Cliché: What inspired you to pursue a career in acting?
Chris Murray: When I was a kid, I was really into talent shows and performing. I grew up in Kentucky, so New York and LA were just sort of, a distant… you know, I never even thought about it! I just like being a goofball, and I have a twin brother, so I would drag him on stage with me. I remember one time I was Diana Ross, and we did a Supremes song. Then I wrote some sketches in high school and performed them. I [also] took a theater class. We had this performance that the seniors did every year and then I went to college, and I was a pretty serious student. My mom was a teacher and my dad was a lawyer, so acting was never really a possibility. However, I was a pretty good soccer player in high school and I had the opportunity to play Division One soccer and go study, and I guess I thought I was going to be a doctor my freshman year.

Chris Murray 1So what made you take history in college?
I really love the stories of other civilizations. I was focused more on classics—stories of Greeks and Romans and the founding cultures. There were great stories and playwrights, and I guess that little tickle that I had when I was a kid came back.
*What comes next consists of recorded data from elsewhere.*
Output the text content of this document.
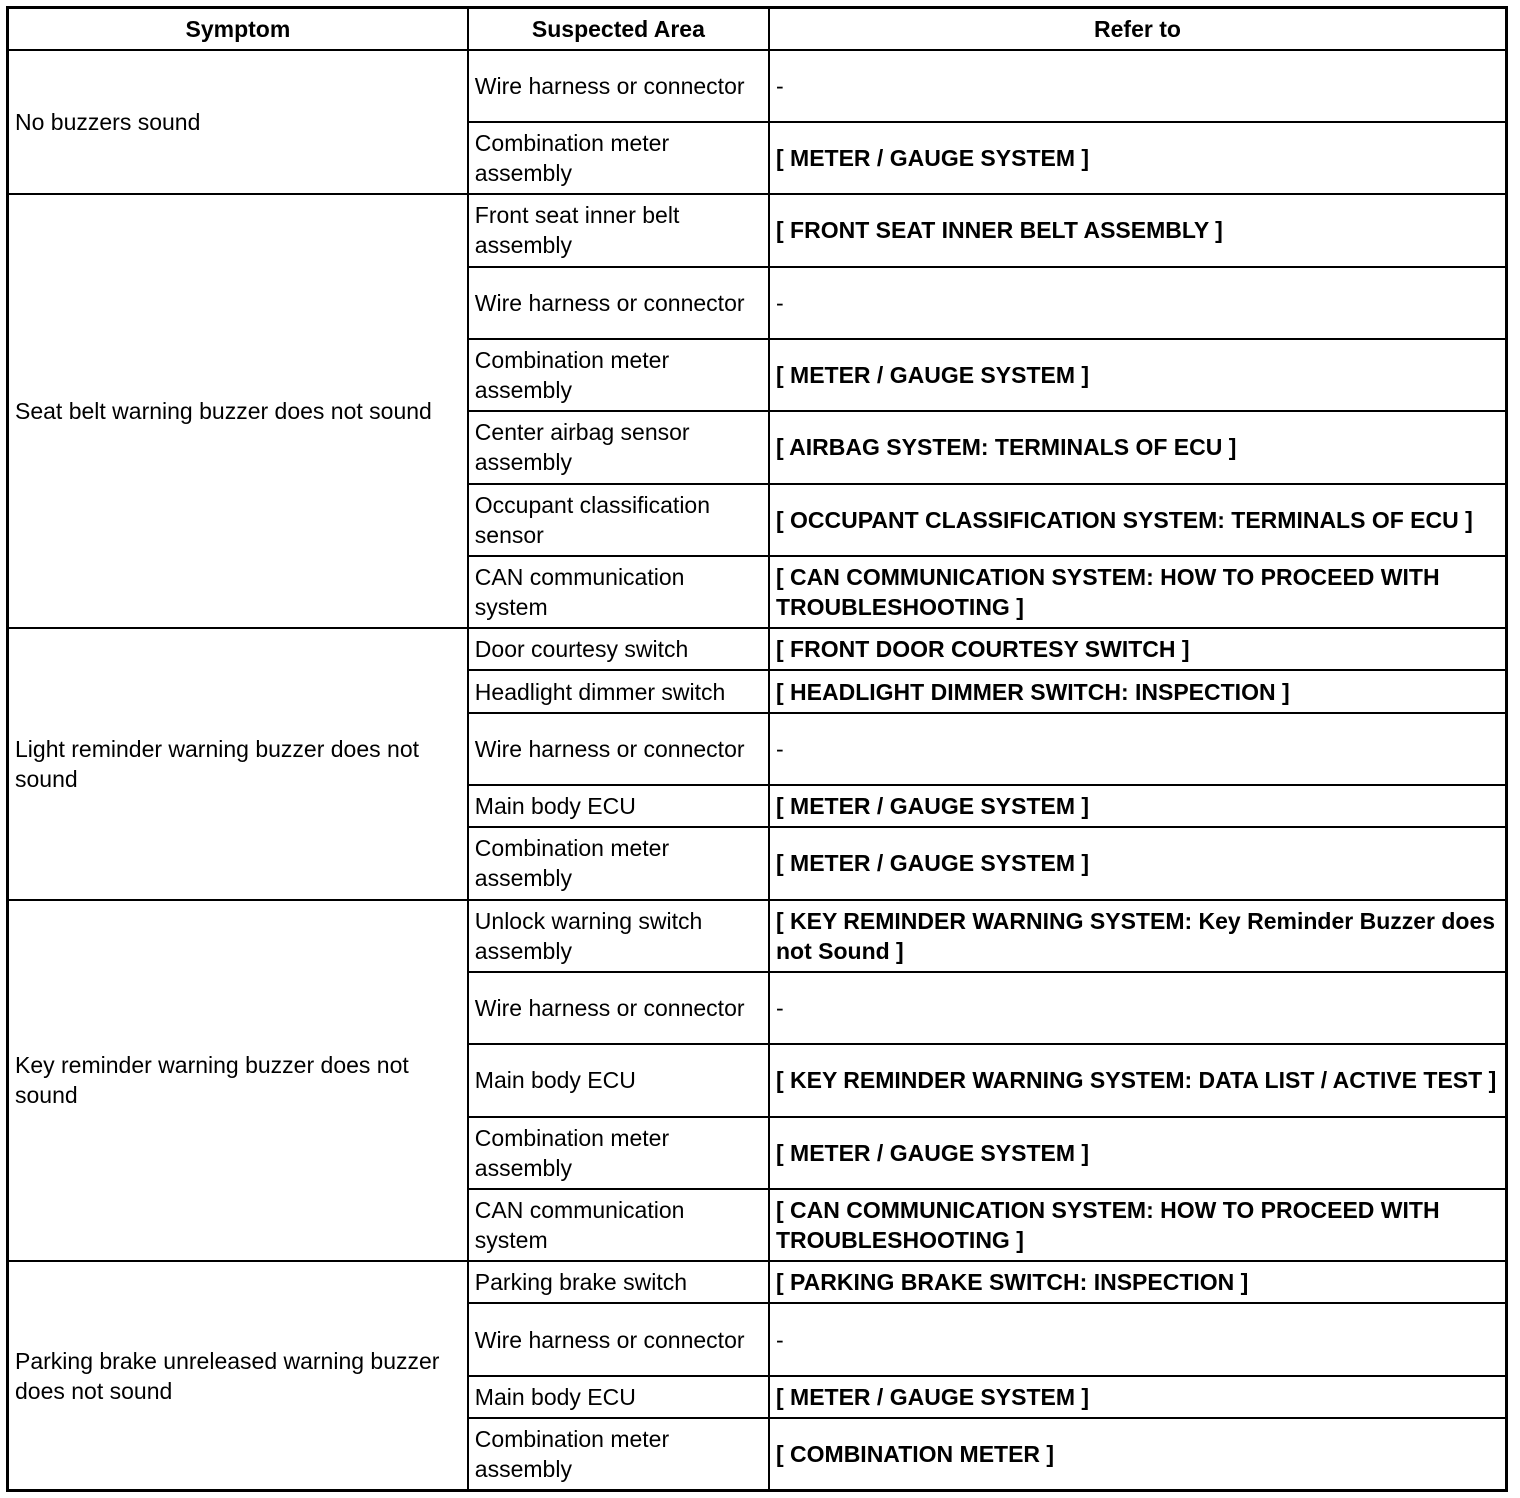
Symptom	Suspected Area	Refer to
No buzzers sound	Wire harness or connector	-
	Combination meter assembly	[ METER / GAUGE SYSTEM ]
Seat belt warning buzzer does not sound	Front seat inner belt assembly	[ FRONT SEAT INNER BELT ASSEMBLY ]
	Wire harness or connector	-
	Combination meter assembly	[ METER / GAUGE SYSTEM ]
	Center airbag sensor assembly	[ AIRBAG SYSTEM: TERMINALS OF ECU ]
	Occupant classification sensor	[ OCCUPANT CLASSIFICATION SYSTEM: TERMINALS OF ECU ]
	CAN communication system	[ CAN COMMUNICATION SYSTEM: HOW TO PROCEED WITH TROUBLESHOOTING ]
Light reminder warning buzzer does not sound	Door courtesy switch	[ FRONT DOOR COURTESY SWITCH ]
	Headlight dimmer switch	[ HEADLIGHT DIMMER SWITCH: INSPECTION ]
	Wire harness or connector	-
	Main body ECU	[ METER / GAUGE SYSTEM ]
	Combination meter assembly	[ METER / GAUGE SYSTEM ]
Key reminder warning buzzer does not sound	Unlock warning switch assembly	[ KEY REMINDER WARNING SYSTEM: Key Reminder Buzzer does not Sound ]
	Wire harness or connector	-
	Main body ECU	[ KEY REMINDER WARNING SYSTEM: DATA LIST / ACTIVE TEST ]
	Combination meter assembly	[ METER / GAUGE SYSTEM ]
	CAN communication system	[ CAN COMMUNICATION SYSTEM: HOW TO PROCEED WITH TROUBLESHOOTING ]
Parking brake unreleased warning buzzer does not sound	Parking brake switch	[ PARKING BRAKE SWITCH: INSPECTION ]
	Wire harness or connector	-
	Main body ECU	[ METER / GAUGE SYSTEM ]
	Combination meter assembly	[ COMBINATION METER ]
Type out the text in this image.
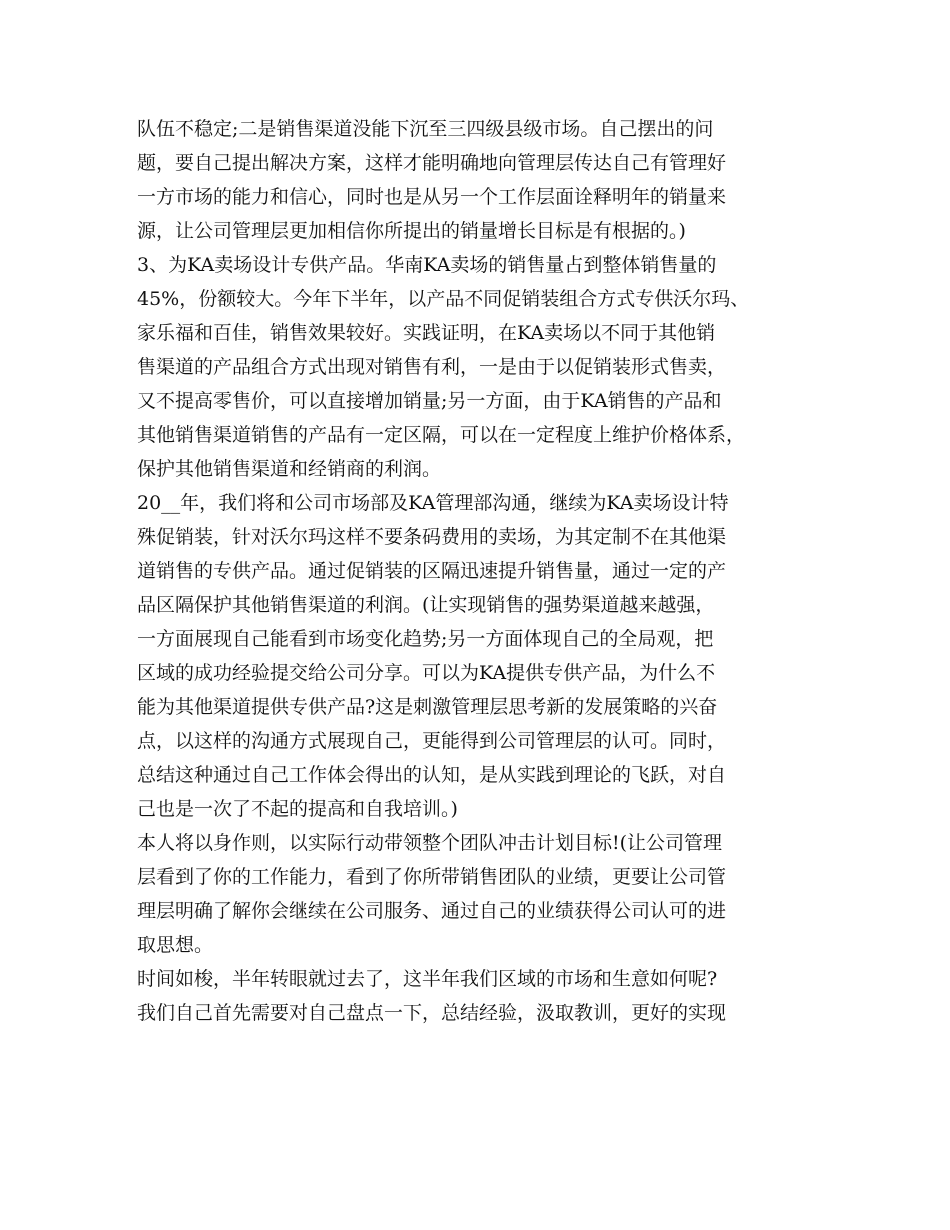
队伍不稳定;二是销售渠道没能下沉至三四级县级市场。自己摆出的问
题，要自己提出解决方案，这样才能明确地向管理层传达自己有管理好
一方市场的能力和信心，同时也是从另一个工作层面诠释明年的销量来
源，让公司管理层更加相信你所提出的销量增长目标是有根据的。)
3、为KA卖场设计专供产品。华南KA卖场的销售量占到整体销售量的
45%，份额较大。今年下半年，以产品不同促销装组合方式专供沃尔玛、
家乐福和百佳，销售效果较好。实践证明，在KA卖场以不同于其他销
售渠道的产品组合方式出现对销售有利，一是由于以促销装形式售卖，
又不提高零售价，可以直接增加销量;另一方面，由于KA销售的产品和
其他销售渠道销售的产品有一定区隔，可以在一定程度上维护价格体系，
保护其他销售渠道和经销商的利润。
20__年，我们将和公司市场部及KA管理部沟通，继续为KA卖场设计特
殊促销装，针对沃尔玛这样不要条码费用的卖场，为其定制不在其他渠
道销售的专供产品。通过促销装的区隔迅速提升销售量，通过一定的产
品区隔保护其他销售渠道的利润。(让实现销售的强势渠道越来越强，
一方面展现自己能看到市场变化趋势;另一方面体现自己的全局观，把
区域的成功经验提交给公司分享。可以为KA提供专供产品，为什么不
能为其他渠道提供专供产品?这是刺激管理层思考新的发展策略的兴奋
点，以这样的沟通方式展现自己，更能得到公司管理层的认可。同时，
总结这种通过自己工作体会得出的认知，是从实践到理论的飞跃，对自
己也是一次了不起的提高和自我培训。)
本人将以身作则，以实际行动带领整个团队冲击计划目标!(让公司管理
层看到了你的工作能力，看到了你所带销售团队的业绩，更要让公司管
理层明确了解你会继续在公司服务、通过自己的业绩获得公司认可的进
取思想。
时间如梭，半年转眼就过去了，这半年我们区域的市场和生意如何呢?
我们自己首先需要对自己盘点一下，总结经验，汲取教训，更好的实现
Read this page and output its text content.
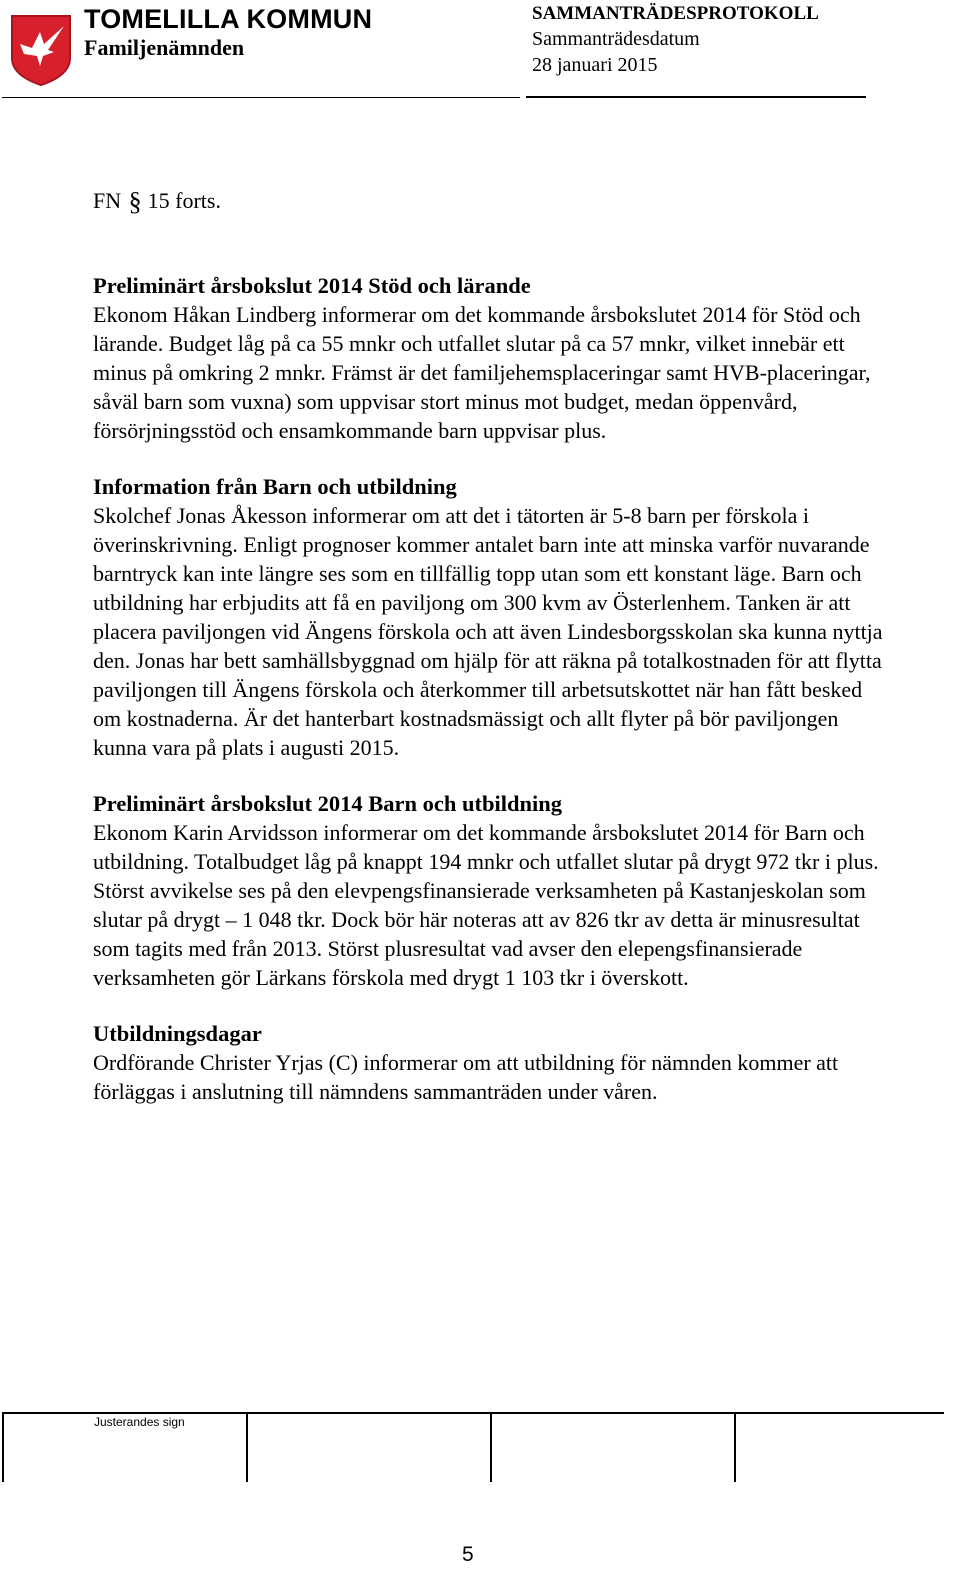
TOMELILLA KOMMUN
Familjenämnden
SAMMANTRÄDESPROTOKOLL
Sammanträdesdatum
28 januari 2015

FN § 15 forts.

Preliminärt årsbokslut 2014 Stöd och lärande

Ekonom Håkan Lindberg informerar om det kommande årsbokslutet 2014 för Stöd och lärande. Budget låg på ca 55 mnkr och utfallet slutar på ca 57 mnkr, vilket innebär ett minus på omkring 2 mnkr. Främst är det familjehemsplaceringar samt HVB-placeringar, såväl barn som vuxna) som uppvisar stort minus mot budget, medan öppenvård, försörjningsstöd och ensamkommande barn uppvisar plus.

Information från Barn och utbildning

Skolchef Jonas Åkesson informerar om att det i tätorten är 5-8 barn per förskola i överinskrivning. Enligt prognoser kommer antalet barn inte att minska varför nuvarande barntryck kan inte längre ses som en tillfällig topp utan som ett konstant läge. Barn och utbildning har erbjudits att få en paviljong om 300 kvm av Österlenhem. Tanken är att placera paviljongen vid Ängens förskola och att även Lindesborgsskolan ska kunna nyttja den. Jonas har bett samhällsbyggnad om hjälp för att räkna på totalkostnaden för att flytta paviljongen till Ängens förskola och återkommer till arbetsutskottet när han fått besked om kostnaderna. Är det hanterbart kostnadsmässigt och allt flyter på bör paviljongen kunna vara på plats i augusti 2015.

Preliminärt årsbokslut 2014 Barn och utbildning

Ekonom Karin Arvidsson informerar om det kommande årsbokslutet 2014 för Barn och utbildning. Totalbudget låg på knappt 194 mnkr och utfallet slutar på drygt 972 tkr i plus. Störst avvikelse ses på den elevpengsfinansierade verksamheten på Kastanjeskolan som slutar på drygt – 1 048 tkr. Dock bör här noteras att av 826 tkr av detta är minusresultat som tagits med från 2013. Störst plusresultat vad avser den elepengsfinansierade verksamheten gör Lärkans förskola med drygt 1 103 tkr i överskott.

Utbildningsdagar

Ordförande Christer Yrjas (C) informerar om att utbildning för nämnden kommer att förläggas i anslutning till nämndens sammanträden under våren.

Justerandes sign
5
Like I said, I played Division One soccer, so it was a pretty intense year with soccer and studying. Davidson [College] is a pretty intense academic environment, so I decided to try out for a play, and I got the lead role my senior year in a main-stage production! So the crossover was just wanting to see some of these stories come to life. Then I sort of just started digging theater, and I did some theater in Charlotte before I decided it was a good time to maybe move to New York. At that point, I wasn’t going to play soccer professionally, and [being] a history major, I was kind of unsure, so I figured I would try my hands at acting.

You’ve made quite a career for yourself in comedy, so what drew you to take on a role in a horror film?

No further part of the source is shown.